The company's laboratory business - focused on discovery chemistry and process R&D services - led the charge, with revenues up 77 per cent to $38.5m. Net revenues of the firm's manufacturing services division were up 53 per cent to $18.7m, operating profit nearly doubled to $11.7m. Dr Ge Li, WuXi PharmaTech's chairman and CEO, said in a conference call: " This quarter marked the beginning of a new phase as a global company following the acquisition of AppTec.
It takes us closer to our goal of transforming pharmaceutical and medical device R&D worldwide."
In part the strong increases were a result of the $169m acquisition of US company AppTec Laboratory Services at the end of January, which provided two months' contributions in the quarter, as well as representing WuXi's first foray into biologics manufacturing.
The US business provided around $6m in lab revenues and $5m from contract manufacturing.
Following the acquisition, WuXi is being reorganised into five key areas: laboratory discovery, safety evaluation and medical device and biosafety testing - all under the lab services banner - as well as chemical and biologics manufacturing services.
The strength of the business is witnessed by the fact that underlying revenue growth - excluding the contribution from the now-renamed WuXi AppTec - was 36 per cent.
In fact WuXi AppTec came in a little under expectations, which the parent company has attributed to a delay in making full use of its biologics manufacturing capacity.
The company expects capacity utilization to reach around 50 per cent later this year, having been " well below that " in the first quarter, said Li.

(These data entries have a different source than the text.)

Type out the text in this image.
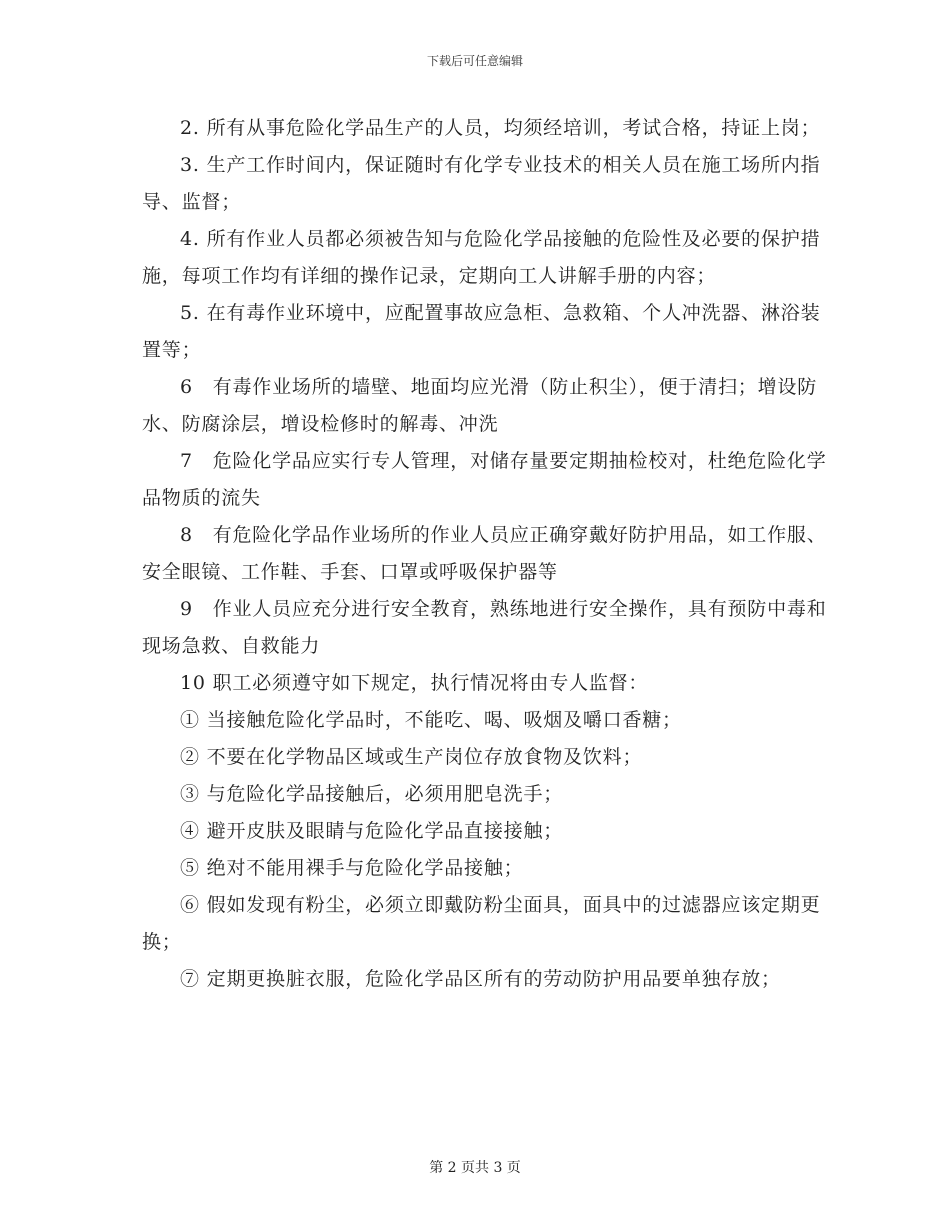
下载后可任意编辑

2. 所有从事危险化学品生产的人员，均须经培训，考试合格，持证上岗；

3. 生产工作时间内，保证随时有化学专业技术的相关人员在施工场所内指导、监督；

4. 所有作业人员都必须被告知与危险化学品接触的危险性及必要的保护措施，每项工作均有详细的操作记录，定期向工人讲解手册的内容；

5. 在有毒作业环境中，应配置事故应急柜、急救箱、个人冲洗器、淋浴装置等；

6　有毒作业场所的墙壁、地面均应光滑（防止积尘），便于清扫；增设防水、防腐涂层，增设检修时的解毒、冲洗

7　危险化学品应实行专人管理，对储存量要定期抽检校对，杜绝危险化学品物质的流失

8　有危险化学品作业场所的作业人员应正确穿戴好防护用品，如工作服、安全眼镜、工作鞋、手套、口罩或呼吸保护器等

9　作业人员应充分进行安全教育，熟练地进行安全操作，具有预防中毒和现场急救、自救能力

10 职工必须遵守如下规定，执行情况将由专人监督：

① 当接触危险化学品时，不能吃、喝、吸烟及嚼口香糖；

② 不要在化学物品区域或生产岗位存放食物及饮料；

③ 与危险化学品接触后，必须用肥皂洗手；

④ 避开皮肤及眼睛与危险化学品直接接触；

⑤ 绝对不能用裸手与危险化学品接触；

⑥ 假如发现有粉尘，必须立即戴防粉尘面具，面具中的过滤器应该定期更换；

⑦ 定期更换脏衣服，危险化学品区所有的劳动防护用品要单独存放；

第 2 页共 3 页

But it was quick to stress that this situation is not unusual - WuXi only started chemical; manufacturing in 2003 and that took three to four years to ramp up.
The same pattern is expected for biologics, according to Edward Hu, WuXi's chief operating officer.
WuXi said it still maintained its revenue forecast for the full year at $280-$300m, with around $90m coming from AppTec.
Part of its growth strategy relies on bringing new facilities on line, and Hu confirmed that an ongoing expansion of its manufacturing plant in Jinshan will complete before the end of the year.
Once finished, the investment will boost capacity at the facility from 220,000 sq. ft. to 570,000 sq. ft.
Its laboratory testing facility in Suzhou - fully 325,340 sq. ft. of good laboratory practice (GLP) safety evaluation capacity - will be completed in 2009, he added.